Frank Zenker, Lund University
M. Rescorla defends dialectical egalitarianism – reasoned discourse lacks a foundational structure – but he saves the foundationalist notion that some beliefs are basic. How can that happen?
On this view, one may select the reasons forwarded in support of a claim according to their being accepted by particular communities.
Trouble is: epistemic risks of doing so. You can have an argument that gets agreement, but has no connection to truth. Moreover, how do you know when you're in the right context?
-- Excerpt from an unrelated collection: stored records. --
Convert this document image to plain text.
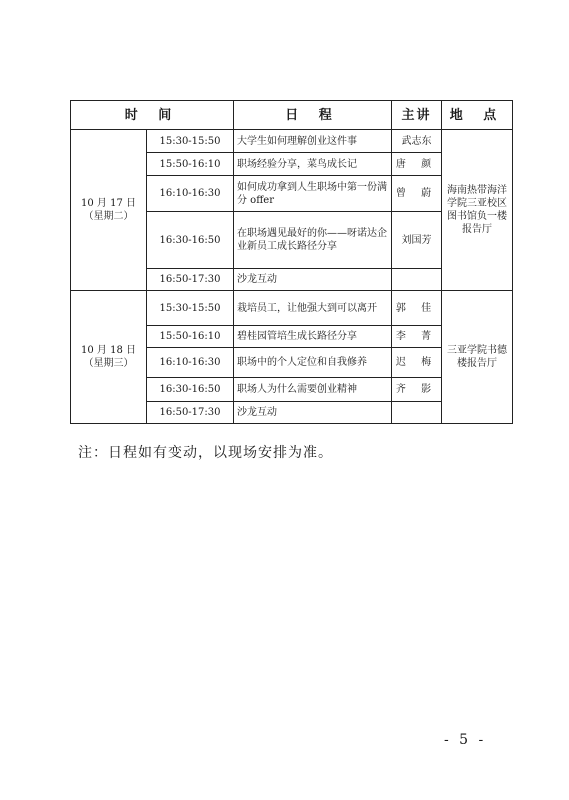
时 间		日 程	主讲	地 点

10 月 17 日
（星期二）	15:30-15:50	大学生如何理解创业这件事	武志东	海南热带海洋学院三亚校区图书馆负一楼报告厅
	15:50-16:10	职场经验分享，菜鸟成长记	唐 颜	
	16:10-16:30	如何成功拿到人生职场中第一份满分 offer	曾 蔚	
	16:30-16:50	在职场遇见最好的你——呀诺达企业新员工成长路径分享	刘国芳	
	16:50-17:30	沙龙互动		

10 月 18 日
（星期三）	15:30-15:50	栽培员工，让他强大到可以离开	郭 佳	三亚学院书德楼报告厅
	15:50-16:10	碧桂园管培生成长路径分享	李 菁	
	16:10-16:30	职场中的个人定位和自我修养	迟 梅	
	16:30-16:50	职场人为什么需要创业精神	齐 影	
	16:50-17:30	沙龙互动		
注：日程如有变动，以现场安排为准。
- 5 -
And why are these commitments justified in this context, and not those? (They'd have to smuggle some epistemic justification in the back door!)
Q1: Isn't there a rhetorical strategy open here? "P… and who would be the kind of bore to question this?"
Q2: Aren't the two objections inconsistent? If the epistemic smuggling argument is right, then there's no risk of falsity.
Q3: Don't dialectical models also avail themselves of epistemic backing — e.g., Brandom's using reliablist accounts for many regress-enders?
Q4: Much of the discourse in MLK and Lincoln's arguments are not composed of premises that are mutually acceptable. They were just out to get things right. And when they do use mutually acceptable arguments, they are clearly being strategic.
Q5: Procedural rules for argument are for reasonable agreement. Pragma-dialectics foregoes truth as an objective. They won't recognize your objections as relevant.